- Valor Econômico
É preciso conciliar a redução da desigualdade com a aceleração do crescimento
Neste momento em que a distribuição de renda se tornou o principal tema do debate político na maioria dos países, é preciso uma reflexão racional sobre as alternativas para se enfrentar o problema, sob risco de se prejudicar justamente os mais pobres.
A qualidade de vida no mundo hoje é muito superior do que há 40 anos, bem como em qualquer período da história. Indicadores de pobreza, saúde e educação estão muito acima dos observados no passado. Isso se deve ao crescimento econômico experimentado há décadas por vários países, sobretudo alguns muito populosos e antes muito pobres, como China e Índia.
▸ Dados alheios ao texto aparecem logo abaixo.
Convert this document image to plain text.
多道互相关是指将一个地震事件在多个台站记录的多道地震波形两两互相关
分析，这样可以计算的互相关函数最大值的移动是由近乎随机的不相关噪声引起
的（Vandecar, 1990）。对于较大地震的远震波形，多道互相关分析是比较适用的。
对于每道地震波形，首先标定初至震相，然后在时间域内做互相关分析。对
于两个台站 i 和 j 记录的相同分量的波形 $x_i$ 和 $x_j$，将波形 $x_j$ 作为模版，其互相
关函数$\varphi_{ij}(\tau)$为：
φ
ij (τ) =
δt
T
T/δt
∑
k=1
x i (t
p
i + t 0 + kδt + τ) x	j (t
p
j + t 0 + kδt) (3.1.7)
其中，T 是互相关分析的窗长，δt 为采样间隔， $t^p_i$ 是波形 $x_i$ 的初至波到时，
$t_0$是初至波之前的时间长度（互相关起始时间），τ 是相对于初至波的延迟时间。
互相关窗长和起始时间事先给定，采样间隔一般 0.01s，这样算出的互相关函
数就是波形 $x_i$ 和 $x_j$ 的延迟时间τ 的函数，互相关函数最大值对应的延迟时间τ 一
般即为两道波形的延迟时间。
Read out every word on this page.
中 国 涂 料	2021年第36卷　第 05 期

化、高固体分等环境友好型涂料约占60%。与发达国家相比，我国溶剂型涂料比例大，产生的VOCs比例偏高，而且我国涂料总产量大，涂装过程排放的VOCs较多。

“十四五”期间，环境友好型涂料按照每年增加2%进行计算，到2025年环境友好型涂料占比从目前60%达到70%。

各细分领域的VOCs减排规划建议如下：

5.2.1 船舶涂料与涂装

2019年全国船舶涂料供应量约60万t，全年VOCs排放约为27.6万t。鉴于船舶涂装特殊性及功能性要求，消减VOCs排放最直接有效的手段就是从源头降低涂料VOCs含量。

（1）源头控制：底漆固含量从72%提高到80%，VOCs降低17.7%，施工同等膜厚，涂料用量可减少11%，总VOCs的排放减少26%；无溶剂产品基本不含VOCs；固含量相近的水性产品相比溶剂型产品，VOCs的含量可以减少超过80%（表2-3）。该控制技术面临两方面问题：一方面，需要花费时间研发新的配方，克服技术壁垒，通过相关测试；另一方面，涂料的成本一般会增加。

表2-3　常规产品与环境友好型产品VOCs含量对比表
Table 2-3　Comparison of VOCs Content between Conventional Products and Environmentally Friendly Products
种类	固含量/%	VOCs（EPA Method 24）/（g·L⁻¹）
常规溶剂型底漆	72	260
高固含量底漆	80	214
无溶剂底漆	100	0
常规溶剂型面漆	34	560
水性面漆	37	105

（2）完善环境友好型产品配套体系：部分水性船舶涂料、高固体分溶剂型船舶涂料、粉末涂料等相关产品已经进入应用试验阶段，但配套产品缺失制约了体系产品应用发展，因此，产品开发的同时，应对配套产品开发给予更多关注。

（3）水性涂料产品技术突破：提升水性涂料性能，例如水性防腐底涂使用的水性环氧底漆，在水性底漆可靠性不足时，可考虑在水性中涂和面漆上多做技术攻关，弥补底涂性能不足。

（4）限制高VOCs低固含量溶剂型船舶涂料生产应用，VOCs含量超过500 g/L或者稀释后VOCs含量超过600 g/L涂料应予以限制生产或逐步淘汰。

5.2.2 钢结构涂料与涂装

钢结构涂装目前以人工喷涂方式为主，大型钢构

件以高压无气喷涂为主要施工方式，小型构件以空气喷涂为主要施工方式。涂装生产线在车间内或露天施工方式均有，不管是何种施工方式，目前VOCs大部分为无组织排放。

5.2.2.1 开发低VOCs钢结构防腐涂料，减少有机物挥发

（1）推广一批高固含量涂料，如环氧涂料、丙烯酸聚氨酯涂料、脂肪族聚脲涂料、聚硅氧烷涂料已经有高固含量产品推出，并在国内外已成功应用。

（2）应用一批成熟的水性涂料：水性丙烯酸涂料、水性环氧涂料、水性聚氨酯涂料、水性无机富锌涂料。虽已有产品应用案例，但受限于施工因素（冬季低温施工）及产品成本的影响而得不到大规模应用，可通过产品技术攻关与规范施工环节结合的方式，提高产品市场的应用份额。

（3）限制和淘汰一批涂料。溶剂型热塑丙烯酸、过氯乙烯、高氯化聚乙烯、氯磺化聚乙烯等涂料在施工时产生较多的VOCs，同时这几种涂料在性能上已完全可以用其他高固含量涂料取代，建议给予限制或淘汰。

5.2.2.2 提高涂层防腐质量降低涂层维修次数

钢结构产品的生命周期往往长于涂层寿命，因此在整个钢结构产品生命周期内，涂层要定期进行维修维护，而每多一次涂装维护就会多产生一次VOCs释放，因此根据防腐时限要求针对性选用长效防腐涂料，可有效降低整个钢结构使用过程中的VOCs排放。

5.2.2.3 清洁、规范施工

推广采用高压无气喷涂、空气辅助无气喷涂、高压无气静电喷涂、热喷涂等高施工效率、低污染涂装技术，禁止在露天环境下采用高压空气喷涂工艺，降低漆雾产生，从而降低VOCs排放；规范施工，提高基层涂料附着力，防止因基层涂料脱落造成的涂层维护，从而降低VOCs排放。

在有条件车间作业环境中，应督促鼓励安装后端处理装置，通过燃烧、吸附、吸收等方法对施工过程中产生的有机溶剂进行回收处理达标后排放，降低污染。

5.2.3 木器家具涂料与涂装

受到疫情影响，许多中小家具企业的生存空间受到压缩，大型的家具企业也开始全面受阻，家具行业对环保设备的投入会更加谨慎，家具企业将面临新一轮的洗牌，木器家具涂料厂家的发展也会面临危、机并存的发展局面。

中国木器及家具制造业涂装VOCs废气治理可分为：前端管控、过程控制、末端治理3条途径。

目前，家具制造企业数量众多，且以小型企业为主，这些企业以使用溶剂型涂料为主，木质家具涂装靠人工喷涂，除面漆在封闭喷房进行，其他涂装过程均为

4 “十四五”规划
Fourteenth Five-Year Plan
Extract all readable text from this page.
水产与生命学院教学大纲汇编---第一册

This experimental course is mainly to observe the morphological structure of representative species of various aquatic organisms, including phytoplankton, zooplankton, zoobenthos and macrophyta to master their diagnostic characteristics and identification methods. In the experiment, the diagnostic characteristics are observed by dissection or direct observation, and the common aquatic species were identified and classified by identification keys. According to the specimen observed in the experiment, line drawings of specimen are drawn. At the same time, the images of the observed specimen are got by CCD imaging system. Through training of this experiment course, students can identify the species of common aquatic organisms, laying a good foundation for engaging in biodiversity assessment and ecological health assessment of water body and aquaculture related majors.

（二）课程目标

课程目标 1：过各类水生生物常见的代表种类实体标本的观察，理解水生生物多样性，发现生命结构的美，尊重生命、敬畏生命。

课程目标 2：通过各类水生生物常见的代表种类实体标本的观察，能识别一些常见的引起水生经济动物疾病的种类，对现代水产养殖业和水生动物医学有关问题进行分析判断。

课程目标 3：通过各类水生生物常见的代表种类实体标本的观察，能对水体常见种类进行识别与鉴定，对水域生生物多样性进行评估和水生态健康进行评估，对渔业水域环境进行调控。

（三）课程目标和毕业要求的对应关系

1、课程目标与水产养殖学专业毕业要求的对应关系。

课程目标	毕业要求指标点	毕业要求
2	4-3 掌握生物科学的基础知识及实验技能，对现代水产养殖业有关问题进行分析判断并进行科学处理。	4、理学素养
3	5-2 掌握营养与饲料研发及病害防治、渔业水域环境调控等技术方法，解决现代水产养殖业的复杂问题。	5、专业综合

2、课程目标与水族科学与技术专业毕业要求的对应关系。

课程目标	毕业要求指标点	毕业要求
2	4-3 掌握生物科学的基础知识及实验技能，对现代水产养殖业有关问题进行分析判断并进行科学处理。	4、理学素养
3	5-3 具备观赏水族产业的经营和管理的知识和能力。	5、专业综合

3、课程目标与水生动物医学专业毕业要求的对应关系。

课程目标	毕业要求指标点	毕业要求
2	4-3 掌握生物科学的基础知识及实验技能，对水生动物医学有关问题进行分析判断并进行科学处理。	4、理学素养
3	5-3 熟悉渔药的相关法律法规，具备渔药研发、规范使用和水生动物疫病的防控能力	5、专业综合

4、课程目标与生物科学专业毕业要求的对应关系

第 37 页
Quando se almeja reduzir sustentavelmente a pobreza, não há substituto melhor para o crescimento.
Em 1990 havia 1,9 bilhão de pessoas no mundo vivendo na extrema pobreza - 34% da população mundial. Hoje esse número caiu para 650 milhões - 10% da população. Em 1820, mais de 90% da humanidade vivia na pobreza, hoje o número está em 15%. No começo dos anos 1980, 80% dos chineses eram pobres; hoje 10%, e menos de 1% vivem na extrema pobreza. Em países como Indonésia, Índia, Gana e Etiópia, a pobreza extrema caiu à metade no mesmo período. A expectativa de vida ao nascer mundial é hoje de 72 anos, contra 46 anos em 1950. Isto se deve sobretudo à queda da mortalidade infantil, ao acesso a melhores tratamentos de saúde e à redução da taxa de natalidade.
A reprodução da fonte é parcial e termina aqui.